Additionally, in the Fujisawa Citizen's Lecture Series , I will be in charge of a lecture titled "The Fluid International Order and the 'Great Power' China: How Should Japan Respond?" I took on this role out of a desire to position China studies as an "interdisciplinary" and "cross-disciplinary" field of study. On that day, I will speak about the perspective for understanding China as a driver of change in the international order within the context of a greatly fluctuating international political landscape.
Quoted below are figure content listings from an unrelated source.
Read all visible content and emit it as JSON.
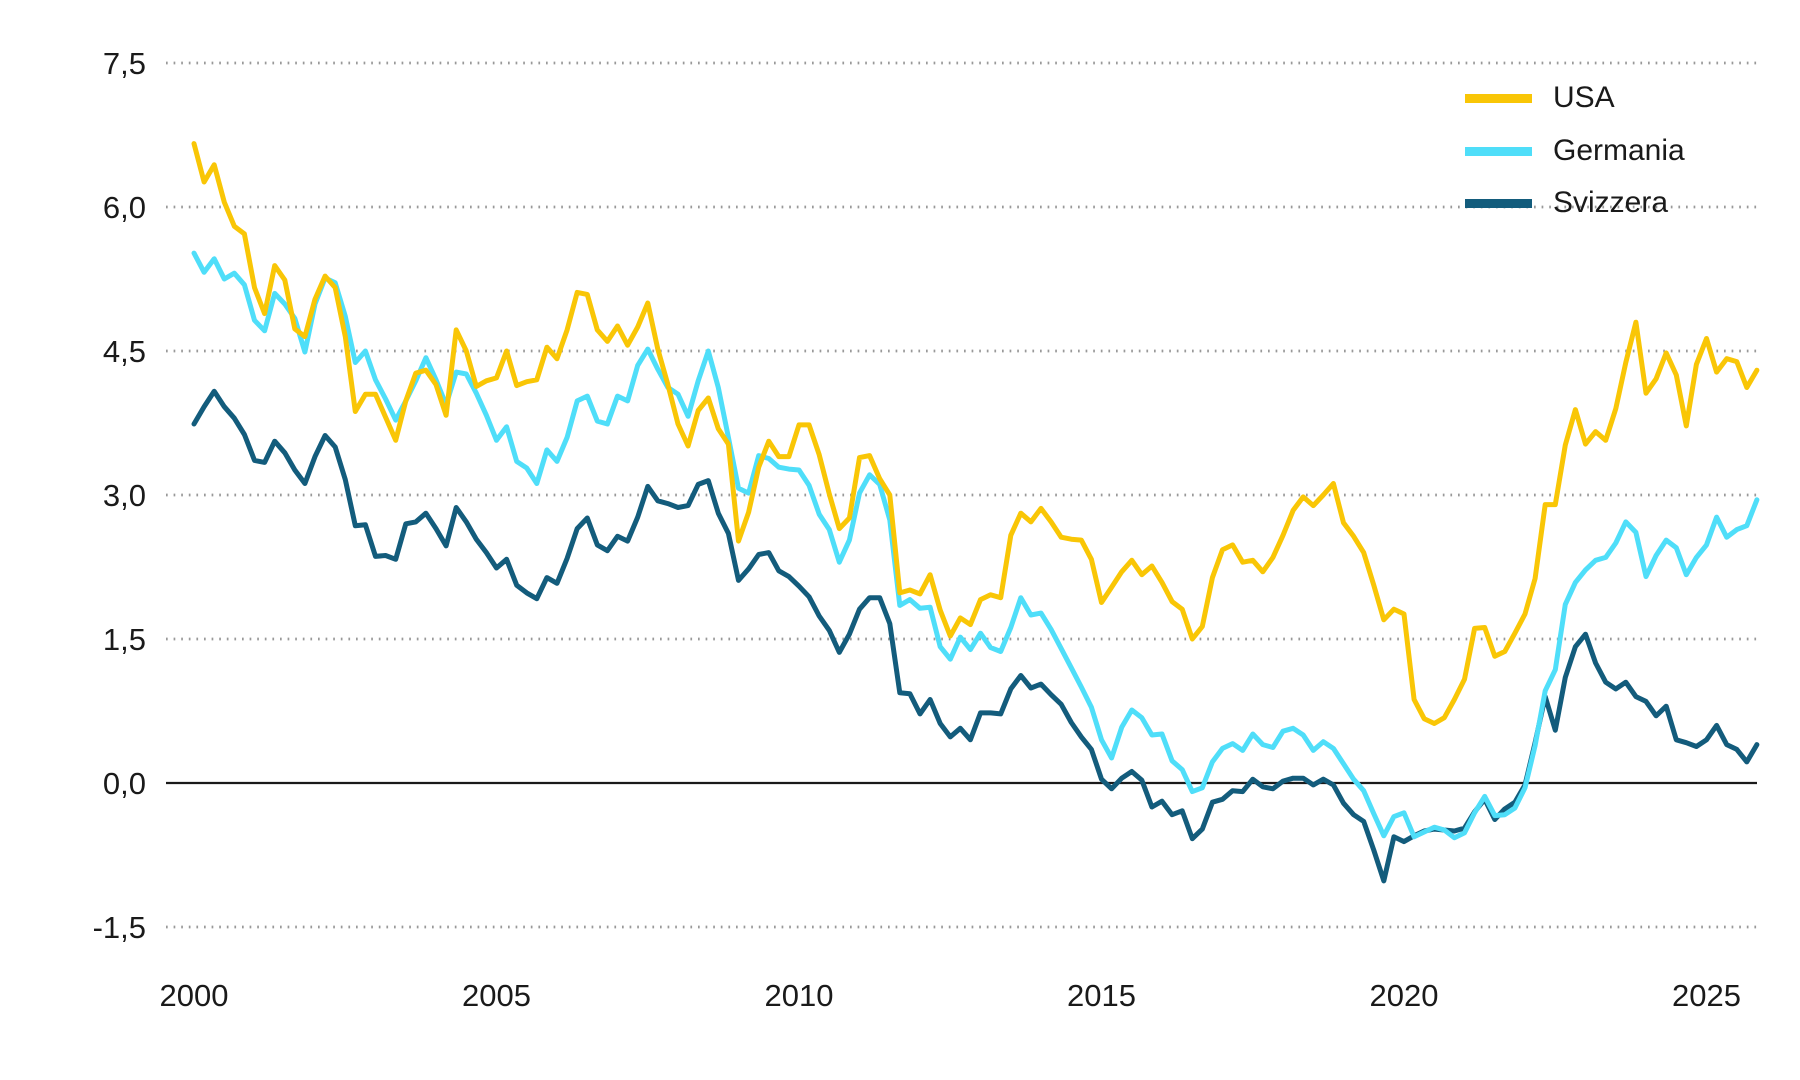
{
  "chart_data": {
    "type": "line",
    "x_start_year": 2000,
    "points_per_year": 6,
    "x_ticks": [
      2000,
      2005,
      2010,
      2015,
      2020,
      2025
    ],
    "x_tick_labels": [
      "2000",
      "2005",
      "2010",
      "2015",
      "2020",
      "2025"
    ],
    "y_ticks": [
      7.5,
      6.0,
      4.5,
      3.0,
      1.5,
      0.0,
      -1.5
    ],
    "y_tick_labels": [
      "7,5",
      "6,0",
      "4,5",
      "3,0",
      "1,5",
      "0,0",
      "-1,5"
    ],
    "ylim": [
      -1.5,
      7.5
    ],
    "grid": "dotted-horizontal",
    "zero_line": true,
    "legend_position": "top-right",
    "grid_color": "#999999",
    "axis_color": "#1a1a1a",
    "text_color": "#1a1a1a",
    "series": [
      {
        "name": "USA",
        "color": "#F9C606",
        "values": [
          6.66,
          6.26,
          6.44,
          6.05,
          5.8,
          5.72,
          5.16,
          4.89,
          5.39,
          5.24,
          4.73,
          4.65,
          5.04,
          5.28,
          5.16,
          4.65,
          3.87,
          4.05,
          4.05,
          3.81,
          3.57,
          3.98,
          4.27,
          4.3,
          4.15,
          3.83,
          4.72,
          4.5,
          4.13,
          4.19,
          4.22,
          4.5,
          4.14,
          4.18,
          4.2,
          4.54,
          4.42,
          4.72,
          5.11,
          5.09,
          4.72,
          4.6,
          4.76,
          4.56,
          4.75,
          5.0,
          4.52,
          4.15,
          3.74,
          3.51,
          3.88,
          4.01,
          3.69,
          3.53,
          2.52,
          2.82,
          3.29,
          3.56,
          3.4,
          3.4,
          3.73,
          3.73,
          3.42,
          3.01,
          2.65,
          2.76,
          3.39,
          3.41,
          3.17,
          3.0,
          1.98,
          2.01,
          1.97,
          2.17,
          1.8,
          1.53,
          1.72,
          1.65,
          1.91,
          1.96,
          1.93,
          2.58,
          2.81,
          2.72,
          2.86,
          2.72,
          2.56,
          2.54,
          2.53,
          2.33,
          1.88,
          2.04,
          2.2,
          2.32,
          2.17,
          2.26,
          2.09,
          1.89,
          1.81,
          1.5,
          1.63,
          2.14,
          2.43,
          2.48,
          2.3,
          2.32,
          2.2,
          2.35,
          2.58,
          2.84,
          2.98,
          2.89,
          3.0,
          3.12,
          2.71,
          2.57,
          2.4,
          2.06,
          1.7,
          1.81,
          1.76,
          0.87,
          0.67,
          0.62,
          0.68,
          0.87,
          1.08,
          1.61,
          1.62,
          1.32,
          1.37,
          1.56,
          1.76,
          2.13,
          2.9,
          2.9,
          3.52,
          3.89,
          3.53,
          3.66,
          3.57,
          3.9,
          4.38,
          4.8,
          4.06,
          4.21,
          4.48,
          4.25,
          3.72,
          4.36,
          4.63,
          4.28,
          4.42,
          4.39,
          4.12,
          4.3
        ]
      },
      {
        "name": "Germania",
        "color": "#4FDEF9",
        "values": [
          5.52,
          5.32,
          5.46,
          5.25,
          5.31,
          5.19,
          4.82,
          4.71,
          5.1,
          4.99,
          4.84,
          4.49,
          4.99,
          5.26,
          5.21,
          4.86,
          4.38,
          4.5,
          4.2,
          4.0,
          3.78,
          3.98,
          4.19,
          4.43,
          4.2,
          3.94,
          4.28,
          4.26,
          4.06,
          3.83,
          3.57,
          3.71,
          3.35,
          3.28,
          3.12,
          3.47,
          3.35,
          3.6,
          3.98,
          4.03,
          3.77,
          3.74,
          4.03,
          3.98,
          4.35,
          4.52,
          4.31,
          4.12,
          4.05,
          3.82,
          4.19,
          4.5,
          4.12,
          3.6,
          3.07,
          3.02,
          3.41,
          3.38,
          3.29,
          3.27,
          3.26,
          3.1,
          2.8,
          2.64,
          2.3,
          2.53,
          3.02,
          3.21,
          3.11,
          2.74,
          1.85,
          1.91,
          1.82,
          1.83,
          1.42,
          1.29,
          1.52,
          1.39,
          1.56,
          1.41,
          1.37,
          1.62,
          1.93,
          1.75,
          1.77,
          1.6,
          1.4,
          1.2,
          1.0,
          0.79,
          0.45,
          0.26,
          0.58,
          0.76,
          0.68,
          0.5,
          0.51,
          0.23,
          0.14,
          -0.09,
          -0.05,
          0.22,
          0.36,
          0.41,
          0.34,
          0.51,
          0.4,
          0.37,
          0.54,
          0.57,
          0.5,
          0.34,
          0.43,
          0.36,
          0.2,
          0.04,
          -0.08,
          -0.32,
          -0.55,
          -0.35,
          -0.31,
          -0.56,
          -0.51,
          -0.46,
          -0.49,
          -0.57,
          -0.52,
          -0.31,
          -0.14,
          -0.34,
          -0.33,
          -0.26,
          -0.05,
          0.39,
          0.96,
          1.18,
          1.86,
          2.09,
          2.22,
          2.32,
          2.35,
          2.5,
          2.72,
          2.61,
          2.15,
          2.37,
          2.53,
          2.45,
          2.17,
          2.35,
          2.48,
          2.77,
          2.56,
          2.64,
          2.68,
          2.95
        ]
      },
      {
        "name": "Svizzera",
        "color": "#135C7C",
        "values": [
          3.74,
          3.92,
          4.08,
          3.92,
          3.8,
          3.63,
          3.36,
          3.34,
          3.56,
          3.44,
          3.26,
          3.12,
          3.4,
          3.62,
          3.5,
          3.16,
          2.68,
          2.69,
          2.36,
          2.37,
          2.33,
          2.7,
          2.72,
          2.81,
          2.65,
          2.47,
          2.87,
          2.72,
          2.54,
          2.4,
          2.24,
          2.33,
          2.06,
          1.98,
          1.92,
          2.14,
          2.08,
          2.34,
          2.65,
          2.76,
          2.48,
          2.42,
          2.57,
          2.52,
          2.77,
          3.09,
          2.94,
          2.91,
          2.87,
          2.89,
          3.11,
          3.15,
          2.81,
          2.6,
          2.11,
          2.23,
          2.38,
          2.4,
          2.21,
          2.15,
          2.05,
          1.94,
          1.74,
          1.59,
          1.36,
          1.55,
          1.81,
          1.93,
          1.93,
          1.66,
          0.94,
          0.93,
          0.72,
          0.87,
          0.62,
          0.48,
          0.57,
          0.45,
          0.73,
          0.73,
          0.72,
          0.98,
          1.12,
          0.99,
          1.03,
          0.92,
          0.82,
          0.63,
          0.48,
          0.35,
          0.04,
          -0.06,
          0.05,
          0.12,
          0.03,
          -0.25,
          -0.19,
          -0.33,
          -0.29,
          -0.58,
          -0.48,
          -0.2,
          -0.17,
          -0.08,
          -0.09,
          0.04,
          -0.04,
          -0.06,
          0.02,
          0.05,
          0.05,
          -0.02,
          0.04,
          -0.02,
          -0.21,
          -0.33,
          -0.4,
          -0.7,
          -1.02,
          -0.56,
          -0.61,
          -0.55,
          -0.5,
          -0.48,
          -0.49,
          -0.5,
          -0.47,
          -0.3,
          -0.17,
          -0.38,
          -0.27,
          -0.2,
          -0.02,
          0.42,
          0.9,
          0.55,
          1.1,
          1.42,
          1.55,
          1.25,
          1.05,
          0.98,
          1.05,
          0.9,
          0.85,
          0.7,
          0.8,
          0.45,
          0.42,
          0.38,
          0.45,
          0.6,
          0.4,
          0.35,
          0.22,
          0.4
        ]
      }
    ]
  }
}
However, the study of understanding China has already become an interdisciplinary and cross-disciplinary endeavor. In the past, China studies may have been a field monopolized by researchers who could speak Chinese and had long-term experience living in China. But China is no longer confined to such a closed academic space. When we think about our future lives and the world order, the existence of China cannot be ignored. "China" has become a research subject for everyone. The significance of establishing an event to discuss Chinese politics and diplomacy within the framework of the All-Round Learning Expo is also a message that SFC is a campus equipped with an educational and research environment to approach China—a country that may shape our future—in an interdisciplinary and cross-disciplinary manner.
In any case, I urge you to come to campus this weekend and grasp SFC in its entirety. I hope you will appreciate the form of "interdisciplinary" and "cross-disciplinary" scholarship, which is as beautiful as the autumn colors of our campus.
There is something I would like to share with all of you, our readers.
Professor Naoyuki Agawa, Professor Emeritus of the University (Faculty of Policy Management), former Vice-President, and former Dean of the Faculty of Policy Management, passed away on November 12, 2024. Professor Agawa was also a writer for this "Okashira Nikki." Our colleagues who build SFC together will reread the "Okashira Nikki" in search of his words. I often read this one and this one . SFC will take the words Professor Agawa wrote to heart as we move forward and forge our path. Thank you.